Bonnie Bassler is a member of the National Academy of Sciences and the American Academy of Arts and Sciences. She is a Howard Hughes Medical Institute Investigator and the Squibb Professor of Molecular Biology at Princeton University. Bassler received a B.S. in Biochemistry from the University of California at Davis, and a Ph.D. in Biochemistry from the Johns Hopkins University. She performed postdoctoral work in Genetics at the Agouron Institute, and she joined the Princeton faculty in 1994. The research in her laboratory focuses on the molecular mechanisms that bacteria use for intercellular communication. This process is called quorum sensing. Dr.

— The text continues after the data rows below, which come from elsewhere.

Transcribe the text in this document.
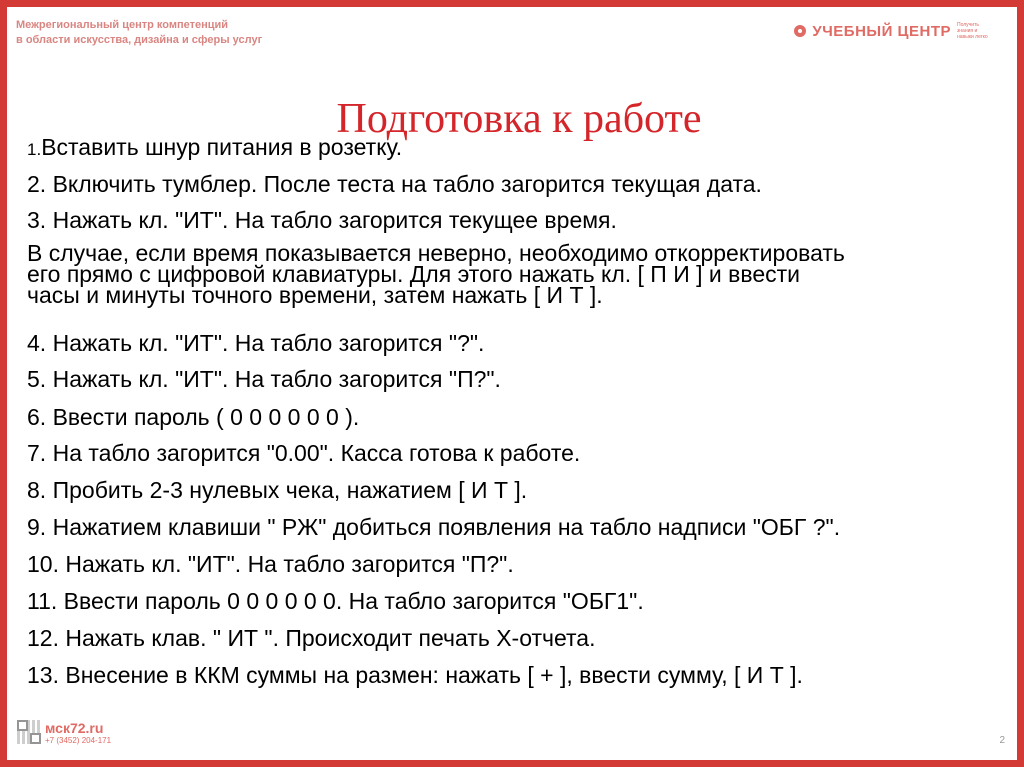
Межрегиональный центр компетенций
в области искусства, дизайна и сферы услуг
УЧЕБНЫЙ ЦЕНТР Получить знания и навыки легко
Подготовка к работе
1.Вставить шнур питания в розетку.
2. Включить тумблер. После теста на табло загорится текущая дата.
3. Нажать кл. "ИТ". На табло загорится текущее время.
В случае, если время показывается неверно, необходимо откорректировать
его прямо с цифровой клавиатуры. Для этого нажать кл. [ П И ] и ввести
часы и минуты точного времени, затем нажать [ И Т ].
4. Нажать кл. "ИТ". На табло загорится "?".
5. Нажать кл. "ИТ". На табло загорится "П?".
6. Ввести пароль ( 0 0 0 0 0 0 ).
7. На табло загорится "0.00". Касса готова к работе.
8. Пробить 2-3 нулевых чека, нажатием [ И Т ].
9. Нажатием клавиши " РЖ" добиться появления на табло надписи "ОБГ ?".
10. Нажать кл. "ИТ". На табло загорится "П?".
11. Ввести пароль 0 0 0 0 0 0. На табло загорится "ОБГ1".
12. Нажать клав. " ИТ ". Происходит печать Х-отчета.
13. Внесение в ККМ суммы на размен: нажать [ + ], ввести сумму, [ И Т ].
мск72.ru
+7 (3452) 204-171	2
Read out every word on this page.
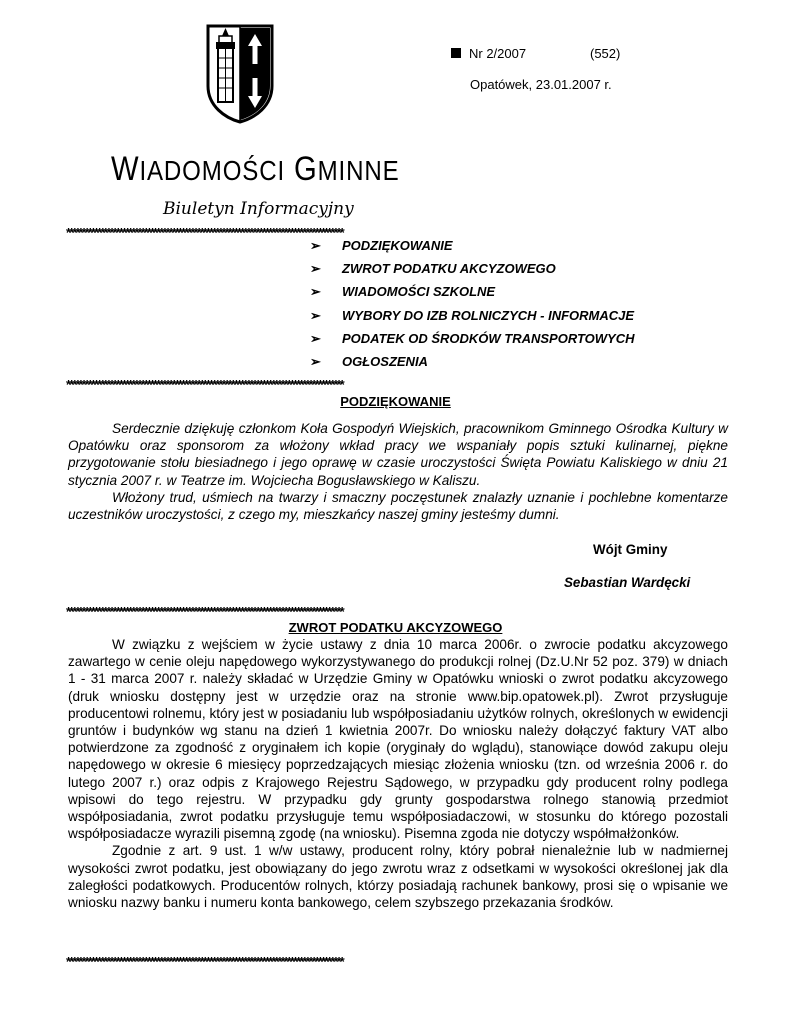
Nr 2/2007	(552)
Opatówek, 23.01.2007 r.
WIADOMOŚCI GMINNE
Biuletyn Informacyjny
*****************************************************************************************
➢ PODZIĘKOWANIE
➢ ZWROT PODATKU AKCYZOWEGO
➢ WIADOMOŚCI SZKOLNE
➢ WYBORY DO IZB ROLNICZYCH - INFORMACJE
➢ PODATEK OD ŚRODKÓW TRANSPORTOWYCH
➢ OGŁOSZENIA
*****************************************************************************************
PODZIĘKOWANIE

Serdecznie dziękuję członkom Koła Gospodyń Wiejskich, pracownikom Gminnego Ośrodka Kultury w Opatówku oraz sponsorom za włożony wkład pracy we wspaniały popis sztuki kulinarnej, piękne przygotowanie stołu biesiadnego i jego oprawę w czasie uroczystości Święta Powiatu Kaliskiego w dniu 21 stycznia 2007 r. w Teatrze im. Wojciecha Bogusławskiego w Kaliszu.

Włożony trud, uśmiech na twarzy i smaczny poczęstunek znalazły uznanie i pochlebne komentarze uczestników uroczystości, z czego my, mieszkańcy naszej gminy jesteśmy dumni.

Wójt Gminy
Sebastian Wardęcki
*****************************************************************************************
ZWROT PODATKU AKCYZOWEGO

W związku z wejściem w życie ustawy z dnia 10 marca 2006r. o zwrocie podatku akcyzowego zawartego w cenie oleju napędowego wykorzystywanego do produkcji rolnej (Dz.U.Nr 52 poz. 379) w dniach 1 - 31 marca 2007 r. należy składać w Urzędzie Gminy w Opatówku wnioski o zwrot podatku akcyzowego (druk wniosku dostępny jest w urzędzie oraz na stronie www.bip.opatowek.pl). Zwrot przysługuje producentowi rolnemu, który jest w posiadaniu lub współposiadaniu użytków rolnych, określonych w ewidencji gruntów i budynków wg stanu na dzień 1 kwietnia 2007r. Do wniosku należy dołączyć faktury VAT albo potwierdzone za zgodność z oryginałem ich kopie (oryginały do wglądu), stanowiące dowód zakupu oleju napędowego w okresie 6 miesięcy poprzedzających miesiąc złożenia wniosku (tzn. od września 2006 r. do lutego 2007 r.) oraz odpis z Krajowego Rejestru Sądowego, w przypadku gdy producent rolny podlega wpisowi do tego rejestru. W przypadku gdy grunty gospodarstwa rolnego stanowią przedmiot współposiadania, zwrot podatku przysługuje temu współposiadaczowi, w stosunku do którego pozostali współposiadacze wyrazili pisemną zgodę (na wniosku). Pisemna zgoda nie dotyczy współmałżonków.

Zgodnie z art. 9 ust. 1 w/w ustawy, producent rolny, który pobrał nienależnie lub w nadmiernej wysokości zwrot podatku, jest obowiązany do jego zwrotu wraz z odsetkami w wysokości określonej jak dla zaległości podatkowych. Producentów rolnych, którzy posiadają rachunek bankowy, prosi się o wpisanie we wniosku nazwy banku i numeru konta bankowego, celem szybszego przekazania środków.

*****************************************************************************************
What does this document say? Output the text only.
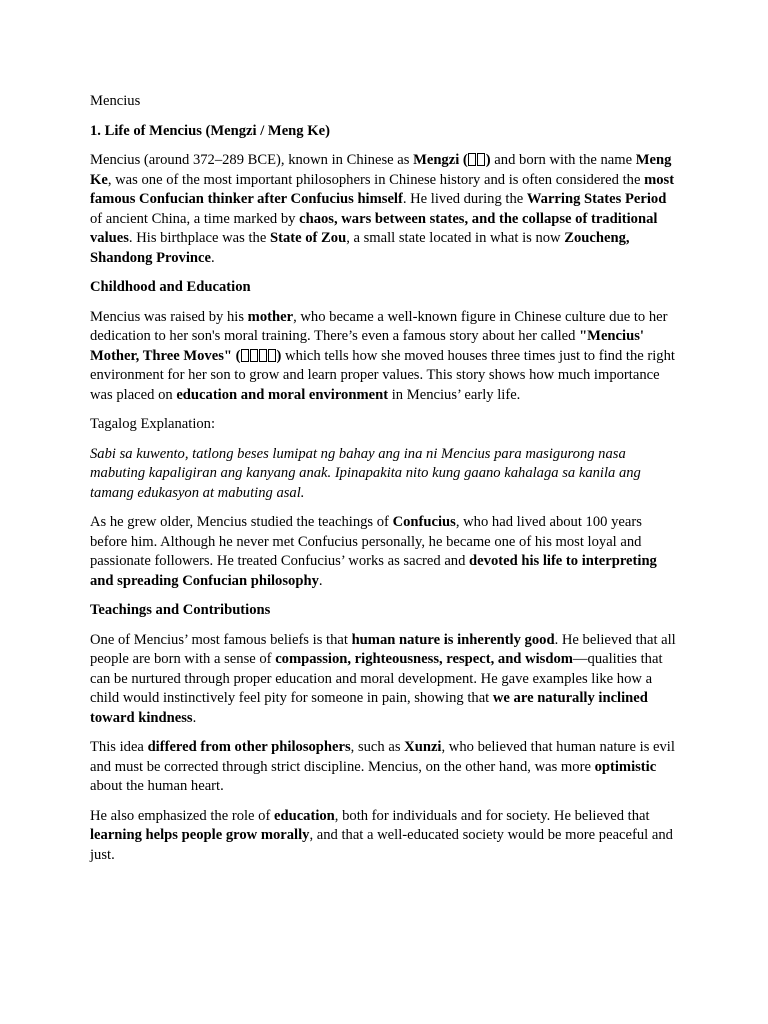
Mencius

1. Life of Mencius (Mengzi / Meng Ke)

Mencius (around 372–289 BCE), known in Chinese as Mengzi ( ) and born with the name Meng Ke, was one of the most important philosophers in Chinese history and is often considered the most famous Confucian thinker after Confucius himself. He lived during the Warring States Period of ancient China, a time marked by chaos, wars between states, and the collapse of traditional values. His birthplace was the State of Zou, a small state located in what is now Zoucheng, Shandong Province.

Childhood and Education

Mencius was raised by his mother, who became a well-known figure in Chinese culture due to her dedication to her son's moral training. There’s even a famous story about her called "Mencius' Mother, Three Moves" ( ) which tells how she moved houses three times just to find the right environment for her son to grow and learn proper values. This story shows how much importance was placed on education and moral environment in Mencius’ early life.

Tagalog Explanation:

Sabi sa kuwento, tatlong beses lumipat ng bahay ang ina ni Mencius para masigurong nasa mabuting kapaligiran ang kanyang anak. Ipinapakita nito kung gaano kahalaga sa kanila ang tamang edukasyon at mabuting asal.

As he grew older, Mencius studied the teachings of Confucius, who had lived about 100 years before him. Although he never met Confucius personally, he became one of his most loyal and passionate followers. He treated Confucius’ works as sacred and devoted his life to interpreting and spreading Confucian philosophy.

Teachings and Contributions

One of Mencius’ most famous beliefs is that human nature is inherently good. He believed that all people are born with a sense of compassion, righteousness, respect, and wisdom—qualities that can be nurtured through proper education and moral development. He gave examples like how a child would instinctively feel pity for someone in pain, showing that we are naturally inclined toward kindness.

This idea differed from other philosophers, such as Xunzi, who believed that human nature is evil and must be corrected through strict discipline. Mencius, on the other hand, was more optimistic about the human heart.

He also emphasized the role of education, both for individuals and for society. He believed that learning helps people grow morally, and that a well-educated society would be more peaceful and just.
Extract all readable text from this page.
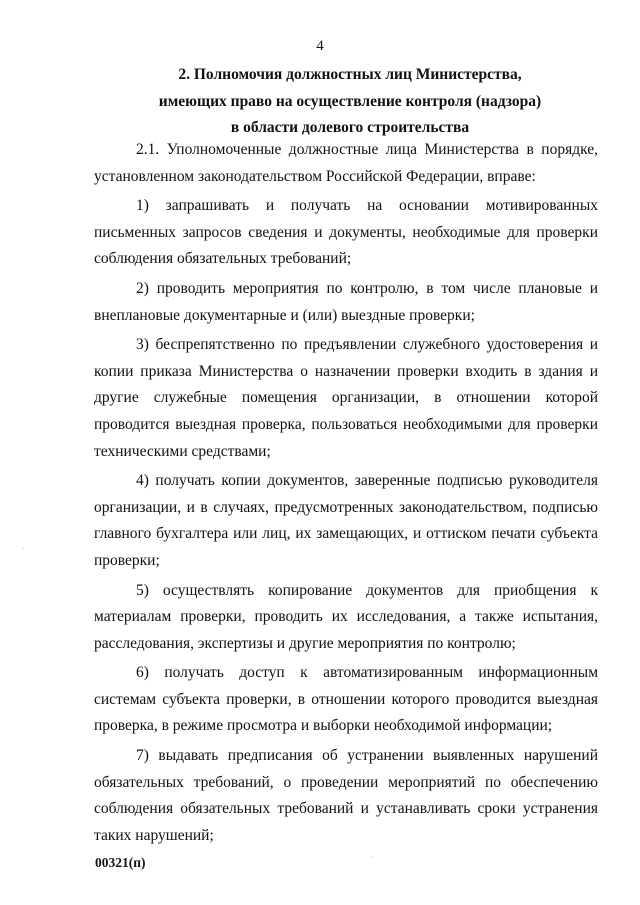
4
2. Полномочия должностных лиц Министерства,
имеющих право на осуществление контроля (надзора)
в области долевого строительства

2.1. Уполномоченные должностные лица Министерства в порядке, установленном законодательством Российской Федерации, вправе:

1) запрашивать и получать на основании мотивированных письменных запросов сведения и документы, необходимые для проверки соблюдения обязательных требований;

2) проводить мероприятия по контролю, в том числе плановые и внеплановые документарные и (или) выездные проверки;

3) беспрепятственно по предъявлении служебного удостоверения и копии приказа Министерства о назначении проверки входить в здания и другие служебные помещения организации, в отношении которой проводится выездная проверка, пользоваться необходимыми для проверки техническими средствами;

4) получать копии документов, заверенные подписью руководителя организации, и в случаях, предусмотренных законодательством, подписью главного бухгалтера или лиц, их замещающих, и оттиском печати субъекта проверки;

5) осуществлять копирование документов для приобщения к материалам проверки, проводить их исследования, а также испытания, расследования, экспертизы и другие мероприятия по контролю;

6) получать доступ к автоматизированным информационным системам субъекта проверки, в отношении которого проводится выездная проверка, в режиме просмотра и выборки необходимой информации;

7) выдавать предписания об устранении выявленных нарушений обязательных требований, о проведении мероприятий по обеспечению соблюдения обязательных требований и устанавливать сроки устранения таких нарушений;

00321(п)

Bassler directed the Molecular Biology Graduate Program from 2002-2008 and she currently chairs Princeton University’s Council on Science and Technology. She is the President-Elect of the American Society for Microbiology. She teaches both undergraduate and graduate courses. Dr. Bassler was awarded a MacArthur Foundation Fellowship in 2002. She was elected to the American Academy of Microbiology in 2002 and made a fellow of American Association for the Advancement of Science in 2004. She was given the 2003 Theobald Smith Society Waksman Award and she is the 2006 recipient of the American Society for Microbiology’s Eli Lilly Investigator Award for fundamental contributions to microbiological research. In 2008, Bassler was given Princeton University’s President’s Award for Distinguished Teaching. She is the 2009 recipient of the Wiley Prize in Biomedical Science. Bassler is an editor for Molecular Microbiology and Annual Reviews of Genetics, and she is an associate editor for Cell and Journal of Bacteriology. Among other duties, she serves on grant, fellowship, and award review panels for the National Institutes of Health, National Science Foundation, American Society for Microbiology, American Academy of Microbiology, Keck Foundation, Burroughs Wellcome Trust, Helen Hay Whitney Foundation, and the Max Planck Society.